Intercenter Panels

The centers had begun coordinating their work on Apollo months before the GE integration role was proposed. In November 1960, the Space Task Group initiated Apollo technical liaison groups. Rapid program advances, following President Kennedy's 25 May 1961 address, prompted closer relations. In October 1961, von Braun and Robert Gilruth established the MSFC-STG (later MSC) Space Vehicle Board to resolve all space vehicle problems such as design, systems, research and development tests, planning, schedules, and operations.7 Four panels were initially set up to integrate the efforts of Apollo and Saturn working groups. These panels served as "idea-exchange platforms," where centers could discuss their plans before pursuing them in depth. The panels also established a formal level of agreement, a means of obligating each center to a course of action. Over the next two years, the panels provided working-level communication between the centers. Von Braun indicated their importance in a December 1963 letter to George Mueller, Holmes's replacement as chief of Manned Space Flight: "The intercenter panels have proved to be the only effective medium of working out technical problems in detail which cut across Center lines."8

A Launch Operations Panel was among the four panels initially established by the Space Vehicle Board. The charter stated that the panel would:

Saturn C-5 and Apollo design decisions and the selection of stage contractors crowded the MSFC and MSC calendars during the remainder of 1961, delaying the inauguration of the panels for five months. In early February 1962, the Preflight Operations Division at Houston asked LOD to join in an Apollo coordinating committee patterned after a Mercury group. Petrone's Heavy Space Vehicle Office rejected the suggestion, citing the October agreement between von Braun and Gilruth. Petrone proposed, instead, a Launch Operations Panel meeting to discuss Apollo requirements.

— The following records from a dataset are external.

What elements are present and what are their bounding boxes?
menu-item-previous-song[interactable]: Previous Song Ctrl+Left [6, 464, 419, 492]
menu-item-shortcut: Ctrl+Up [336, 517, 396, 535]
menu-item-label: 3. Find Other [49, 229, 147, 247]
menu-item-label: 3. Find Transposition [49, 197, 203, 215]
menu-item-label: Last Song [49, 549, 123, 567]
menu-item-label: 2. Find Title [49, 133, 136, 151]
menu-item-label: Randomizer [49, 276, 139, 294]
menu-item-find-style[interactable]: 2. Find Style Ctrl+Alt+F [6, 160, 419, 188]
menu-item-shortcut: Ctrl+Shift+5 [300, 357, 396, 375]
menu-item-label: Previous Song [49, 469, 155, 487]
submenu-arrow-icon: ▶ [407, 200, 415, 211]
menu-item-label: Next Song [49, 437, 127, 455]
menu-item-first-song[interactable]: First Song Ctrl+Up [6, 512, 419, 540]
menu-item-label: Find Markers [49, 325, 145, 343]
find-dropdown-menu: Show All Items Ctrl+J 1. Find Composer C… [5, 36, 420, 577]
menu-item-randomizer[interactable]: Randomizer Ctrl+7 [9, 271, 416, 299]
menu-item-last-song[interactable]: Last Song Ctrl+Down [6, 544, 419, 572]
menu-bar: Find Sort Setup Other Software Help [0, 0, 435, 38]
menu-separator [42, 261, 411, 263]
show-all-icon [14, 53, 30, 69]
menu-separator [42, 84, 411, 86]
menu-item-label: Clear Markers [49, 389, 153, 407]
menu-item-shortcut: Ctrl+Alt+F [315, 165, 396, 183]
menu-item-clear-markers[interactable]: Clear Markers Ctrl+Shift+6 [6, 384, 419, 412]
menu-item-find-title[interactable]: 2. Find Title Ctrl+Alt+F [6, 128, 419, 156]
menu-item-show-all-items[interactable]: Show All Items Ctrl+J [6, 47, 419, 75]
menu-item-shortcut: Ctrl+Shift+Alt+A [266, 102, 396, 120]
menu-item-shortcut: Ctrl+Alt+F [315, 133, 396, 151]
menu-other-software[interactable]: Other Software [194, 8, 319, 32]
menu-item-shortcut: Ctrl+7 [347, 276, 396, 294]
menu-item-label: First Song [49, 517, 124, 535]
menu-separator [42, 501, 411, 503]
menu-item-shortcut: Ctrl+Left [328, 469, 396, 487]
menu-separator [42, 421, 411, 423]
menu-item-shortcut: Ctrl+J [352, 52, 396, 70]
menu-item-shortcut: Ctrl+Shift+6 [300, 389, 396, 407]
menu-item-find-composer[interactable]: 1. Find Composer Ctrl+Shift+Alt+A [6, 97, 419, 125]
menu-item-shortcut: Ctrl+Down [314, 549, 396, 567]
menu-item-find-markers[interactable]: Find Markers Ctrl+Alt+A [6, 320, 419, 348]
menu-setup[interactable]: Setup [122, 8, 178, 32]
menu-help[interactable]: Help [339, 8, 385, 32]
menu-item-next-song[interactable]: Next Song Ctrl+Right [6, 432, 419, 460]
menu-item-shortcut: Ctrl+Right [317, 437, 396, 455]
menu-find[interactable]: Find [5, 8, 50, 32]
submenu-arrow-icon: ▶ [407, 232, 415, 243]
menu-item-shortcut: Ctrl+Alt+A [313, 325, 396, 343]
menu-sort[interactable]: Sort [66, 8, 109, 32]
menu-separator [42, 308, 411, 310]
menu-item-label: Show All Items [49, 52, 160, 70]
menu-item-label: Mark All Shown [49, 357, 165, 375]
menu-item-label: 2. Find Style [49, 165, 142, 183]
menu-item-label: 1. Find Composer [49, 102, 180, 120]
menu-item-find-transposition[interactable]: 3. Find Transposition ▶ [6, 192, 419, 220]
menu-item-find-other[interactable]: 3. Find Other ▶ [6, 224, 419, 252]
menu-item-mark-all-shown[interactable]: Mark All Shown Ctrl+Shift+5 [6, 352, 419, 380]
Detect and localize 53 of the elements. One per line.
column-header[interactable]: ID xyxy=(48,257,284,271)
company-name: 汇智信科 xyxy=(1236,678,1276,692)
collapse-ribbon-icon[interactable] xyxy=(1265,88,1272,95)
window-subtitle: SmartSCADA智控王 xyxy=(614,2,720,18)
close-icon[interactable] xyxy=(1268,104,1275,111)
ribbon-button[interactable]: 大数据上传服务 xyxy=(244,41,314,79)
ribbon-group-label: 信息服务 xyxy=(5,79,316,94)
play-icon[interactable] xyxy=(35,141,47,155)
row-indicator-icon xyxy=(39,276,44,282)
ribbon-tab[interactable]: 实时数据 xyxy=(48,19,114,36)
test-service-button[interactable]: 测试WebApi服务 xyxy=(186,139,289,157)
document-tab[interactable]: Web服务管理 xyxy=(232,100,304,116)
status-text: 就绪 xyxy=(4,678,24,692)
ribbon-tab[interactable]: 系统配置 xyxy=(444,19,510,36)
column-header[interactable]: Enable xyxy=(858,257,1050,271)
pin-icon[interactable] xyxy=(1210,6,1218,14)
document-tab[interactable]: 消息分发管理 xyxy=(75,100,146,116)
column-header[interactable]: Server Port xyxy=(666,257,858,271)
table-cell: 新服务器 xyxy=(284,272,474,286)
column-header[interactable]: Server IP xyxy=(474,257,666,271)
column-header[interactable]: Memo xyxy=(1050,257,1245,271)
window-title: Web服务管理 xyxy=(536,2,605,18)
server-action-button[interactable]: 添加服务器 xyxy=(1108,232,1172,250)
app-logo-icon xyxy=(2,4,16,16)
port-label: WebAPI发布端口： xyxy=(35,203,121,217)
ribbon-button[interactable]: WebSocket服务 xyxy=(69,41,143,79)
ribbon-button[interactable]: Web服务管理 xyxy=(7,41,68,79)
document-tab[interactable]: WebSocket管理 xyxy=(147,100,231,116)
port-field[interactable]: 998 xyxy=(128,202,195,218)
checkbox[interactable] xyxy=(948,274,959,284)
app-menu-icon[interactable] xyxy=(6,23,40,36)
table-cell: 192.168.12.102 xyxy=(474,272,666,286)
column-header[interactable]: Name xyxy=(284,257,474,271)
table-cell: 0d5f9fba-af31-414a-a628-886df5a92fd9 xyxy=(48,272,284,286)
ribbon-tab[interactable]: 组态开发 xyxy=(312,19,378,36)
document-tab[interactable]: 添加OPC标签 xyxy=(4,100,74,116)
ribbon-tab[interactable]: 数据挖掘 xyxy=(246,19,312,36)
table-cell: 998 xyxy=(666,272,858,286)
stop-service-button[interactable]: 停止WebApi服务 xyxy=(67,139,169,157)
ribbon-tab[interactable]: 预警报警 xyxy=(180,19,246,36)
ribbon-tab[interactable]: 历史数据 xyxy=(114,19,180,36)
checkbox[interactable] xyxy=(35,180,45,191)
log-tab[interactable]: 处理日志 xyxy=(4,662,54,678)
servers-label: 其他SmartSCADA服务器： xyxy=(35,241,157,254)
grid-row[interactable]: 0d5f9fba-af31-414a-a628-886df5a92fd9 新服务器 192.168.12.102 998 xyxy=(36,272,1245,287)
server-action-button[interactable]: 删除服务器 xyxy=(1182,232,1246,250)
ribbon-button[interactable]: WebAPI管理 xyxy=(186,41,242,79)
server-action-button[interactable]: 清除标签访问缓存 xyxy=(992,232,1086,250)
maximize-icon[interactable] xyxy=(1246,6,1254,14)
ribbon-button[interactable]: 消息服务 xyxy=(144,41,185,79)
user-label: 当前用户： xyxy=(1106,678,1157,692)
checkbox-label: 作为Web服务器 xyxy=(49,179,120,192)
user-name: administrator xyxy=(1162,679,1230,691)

When Petrone repeated his proposal the following month, Preflight Operations acceded to such a meeting on 15 March. The 27 members who attended the first session agreed to set up sub-panels that would exchange technical information at the working level. The panel would consider problems raised by the sub-panels; concur, where appropriate, with sub-panel conclusions or agreements; evaluate unresolved problems; and assign new tasks and deadlines.10

Attendance at the second meeting on 20 June 1962 nearly doubled, as representatives from NASA Headquarters, General Electric, and the stage contractors joined the discussion. The group organized seven sub-panels: electrical; facilities and complexes; launch preparations; propellants and gases; firing accessories and mechanical support equipment; trajectories and flight safety; and instrumentation, tracking, and data acquisition. As Petrone reported back to Debus, "It is now possible for all operating level personnel in respective areas of responsibility to directly resolve technical problems on an expedited basis in groups of reasonable size."11 During the following year, the Facilities and Complexes sub-panel met monthly, the others less frequently. Seventy-five NASA and contractor representatives attended the fourth meeting of the full panel on 1 August 1963. Although spacecraft requirements were the major topic, the participants also discussed the role of a proposed Panel Review Board.12

An OMSF-directed Panel Review Board had emerged from conversations between Wernher von Braun and Joseph Shea in May 1963. Previously, when panel matters required adjudication, the three center directors had met as a review board. Von Braun considered the arrangement unsatisfactory because, in striving for compromise, the directors had sometimes passed up the best solution; OMSF's participation on the board might help correct this. Shea welcomed von Braun's offer. OMSF had found itself exercising little influence over the panels; further, the board could control the proliferation of integration groups. The number of intercenter panels had increased to seven, and there were ten other groups handling OMSF-center interface matters.* Many agreed with Robert Gilruth's complaint, "there are too many meetings."13 During its first session, held at Cape Canaveral in August, the Panel Review Board abolished two groups, placed several more under existing panels, and created a Documentation Panel to control the growing stacks of paperwork.14


* The seven intercenter panels were Launch Operations, Mechanical Design Integration, Electrical Systems Integration, Instrumentation and Communications, Flight Mechanics, Crew Safety, and Mission Control Operations. The ten other groups that had sprung up were the Integration Review Board, System Checkout Design Review Board, Reliability Assessment Review Board, Apollo Engineering Documentation Board, Policy Review Board for GE Project Effort, Systems Review Meeting, Communications and Tracking Steering Panel, Communications and Tracking Working Group, Systems Description Steering Committee, and the Apollo Reference Trajectory Working Group. Except for the Launch Operations Panel, the activities of these groups and panels go beyond the limit of this work.